I am with Steve. A lot of folks must have new stuff. Without them some of us would not be flying inexpensive used stuff.

I would love to be flying a new Legend and a new Super Decathlon. I would have loved to hang an O-200D on the J-3. But I get this feeling that my flying enjoyment would not change. I think my $2500 Stroker is almost as good . . .

Keep buying new stuff - that way they keep making it!
 
I am with Steve. A lot of folks must have new stuff. Without them some of us would not be flying inexpensive used stuff.

I would love to be flying a new Legend and a new Super Decathlon. I would have loved to hang an O-200D on the J-3. But I get this feeling that my flying enjoyment would not change. I think my $2500 Stroker is almost as good . . .

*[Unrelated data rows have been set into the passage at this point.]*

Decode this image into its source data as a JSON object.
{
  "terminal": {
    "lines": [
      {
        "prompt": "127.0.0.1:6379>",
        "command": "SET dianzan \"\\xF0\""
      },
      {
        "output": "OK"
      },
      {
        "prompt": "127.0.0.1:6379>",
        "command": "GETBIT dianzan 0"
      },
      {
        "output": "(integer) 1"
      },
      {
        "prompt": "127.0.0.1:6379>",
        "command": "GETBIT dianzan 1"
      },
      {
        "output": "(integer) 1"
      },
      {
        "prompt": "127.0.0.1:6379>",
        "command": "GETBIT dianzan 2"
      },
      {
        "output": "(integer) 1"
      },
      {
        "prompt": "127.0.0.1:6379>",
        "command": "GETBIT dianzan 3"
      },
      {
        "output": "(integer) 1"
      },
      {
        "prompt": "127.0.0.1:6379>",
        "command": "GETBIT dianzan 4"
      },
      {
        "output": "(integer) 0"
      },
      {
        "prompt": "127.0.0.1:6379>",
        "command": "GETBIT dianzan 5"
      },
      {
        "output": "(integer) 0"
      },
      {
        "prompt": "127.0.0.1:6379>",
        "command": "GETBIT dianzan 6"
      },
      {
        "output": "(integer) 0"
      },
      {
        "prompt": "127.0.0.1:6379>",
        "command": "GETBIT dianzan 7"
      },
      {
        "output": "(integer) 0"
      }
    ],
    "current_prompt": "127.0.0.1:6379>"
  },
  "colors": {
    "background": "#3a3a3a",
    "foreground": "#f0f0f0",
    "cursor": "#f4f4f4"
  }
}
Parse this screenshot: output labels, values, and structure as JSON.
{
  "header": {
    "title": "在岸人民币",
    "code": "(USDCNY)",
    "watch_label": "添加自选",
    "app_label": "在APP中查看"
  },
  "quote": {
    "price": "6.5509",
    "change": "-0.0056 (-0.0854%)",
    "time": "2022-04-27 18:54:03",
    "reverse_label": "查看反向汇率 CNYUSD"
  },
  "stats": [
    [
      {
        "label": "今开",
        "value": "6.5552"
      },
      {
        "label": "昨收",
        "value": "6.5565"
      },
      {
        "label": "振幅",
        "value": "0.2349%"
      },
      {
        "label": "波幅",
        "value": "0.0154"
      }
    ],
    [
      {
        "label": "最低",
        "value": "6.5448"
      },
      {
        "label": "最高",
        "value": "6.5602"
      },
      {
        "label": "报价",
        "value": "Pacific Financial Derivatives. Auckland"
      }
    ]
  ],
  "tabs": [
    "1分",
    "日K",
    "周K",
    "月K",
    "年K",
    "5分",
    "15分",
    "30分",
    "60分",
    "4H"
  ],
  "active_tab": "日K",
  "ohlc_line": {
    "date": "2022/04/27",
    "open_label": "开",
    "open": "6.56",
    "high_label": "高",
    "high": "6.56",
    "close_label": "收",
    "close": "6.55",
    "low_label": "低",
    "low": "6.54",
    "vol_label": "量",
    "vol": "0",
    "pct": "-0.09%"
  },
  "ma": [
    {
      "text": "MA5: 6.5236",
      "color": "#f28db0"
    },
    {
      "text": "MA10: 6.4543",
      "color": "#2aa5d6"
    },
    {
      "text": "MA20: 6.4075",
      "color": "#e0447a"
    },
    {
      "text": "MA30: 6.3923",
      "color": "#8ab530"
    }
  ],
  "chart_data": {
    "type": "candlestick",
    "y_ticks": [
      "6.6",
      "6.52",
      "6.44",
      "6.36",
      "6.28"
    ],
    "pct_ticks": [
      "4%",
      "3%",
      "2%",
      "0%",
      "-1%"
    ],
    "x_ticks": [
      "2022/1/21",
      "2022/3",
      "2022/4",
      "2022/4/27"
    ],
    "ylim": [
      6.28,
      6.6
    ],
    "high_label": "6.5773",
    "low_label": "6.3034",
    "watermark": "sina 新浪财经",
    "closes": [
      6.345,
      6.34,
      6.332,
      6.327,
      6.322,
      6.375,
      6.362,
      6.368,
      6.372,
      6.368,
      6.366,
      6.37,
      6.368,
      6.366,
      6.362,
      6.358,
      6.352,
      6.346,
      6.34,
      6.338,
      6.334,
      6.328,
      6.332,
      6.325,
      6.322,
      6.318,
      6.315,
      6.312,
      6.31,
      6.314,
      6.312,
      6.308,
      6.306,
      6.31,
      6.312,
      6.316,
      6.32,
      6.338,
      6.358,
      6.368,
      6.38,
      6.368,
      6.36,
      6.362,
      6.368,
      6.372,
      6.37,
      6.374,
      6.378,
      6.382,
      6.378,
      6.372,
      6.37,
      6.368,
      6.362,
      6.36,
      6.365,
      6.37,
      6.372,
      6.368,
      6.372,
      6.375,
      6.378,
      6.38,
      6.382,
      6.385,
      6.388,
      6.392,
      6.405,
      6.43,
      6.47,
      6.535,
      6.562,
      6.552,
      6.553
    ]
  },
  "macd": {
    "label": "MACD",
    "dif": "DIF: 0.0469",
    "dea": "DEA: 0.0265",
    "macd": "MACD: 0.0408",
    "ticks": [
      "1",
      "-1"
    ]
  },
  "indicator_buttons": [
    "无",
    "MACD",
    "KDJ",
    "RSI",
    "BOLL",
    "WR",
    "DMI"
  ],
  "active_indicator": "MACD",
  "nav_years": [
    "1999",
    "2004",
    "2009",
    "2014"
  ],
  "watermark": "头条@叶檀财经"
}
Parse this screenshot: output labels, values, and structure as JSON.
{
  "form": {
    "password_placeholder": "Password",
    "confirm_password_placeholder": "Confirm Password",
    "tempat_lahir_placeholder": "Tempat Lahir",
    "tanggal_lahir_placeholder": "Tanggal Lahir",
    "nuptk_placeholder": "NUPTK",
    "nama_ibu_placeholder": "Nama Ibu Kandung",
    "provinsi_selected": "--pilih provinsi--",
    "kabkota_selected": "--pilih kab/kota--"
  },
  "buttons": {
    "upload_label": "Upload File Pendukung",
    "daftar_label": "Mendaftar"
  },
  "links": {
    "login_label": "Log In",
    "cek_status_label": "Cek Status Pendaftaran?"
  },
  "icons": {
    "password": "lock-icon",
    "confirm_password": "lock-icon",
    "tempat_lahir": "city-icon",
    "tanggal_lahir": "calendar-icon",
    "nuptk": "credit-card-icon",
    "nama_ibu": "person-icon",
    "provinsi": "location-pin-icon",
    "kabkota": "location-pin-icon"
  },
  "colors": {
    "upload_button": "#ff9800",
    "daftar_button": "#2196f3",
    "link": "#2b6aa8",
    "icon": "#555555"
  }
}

Keep buying new stuff - that way they keep making it!

kinda on that note or the reverse of it... every plane I rebuild I make new boot cowl, cowling.. basically all the sheet metal parts(because it takes me less time to make new than to strip paint, etc).. modified to hopefully eliminate the common rub/crack issues in the original parts....

even if your stuff is serviceable... and then you can sell your old stuff to someone else... there's always someone happy to have your old patched up but serviceable parts up here, especially in the bush areas...

I want you to get a BETTER than original plane back!
 
I can see that. I hate stripping paint from those parts. And of course recover is lots easier than stripping and refinishing fabric.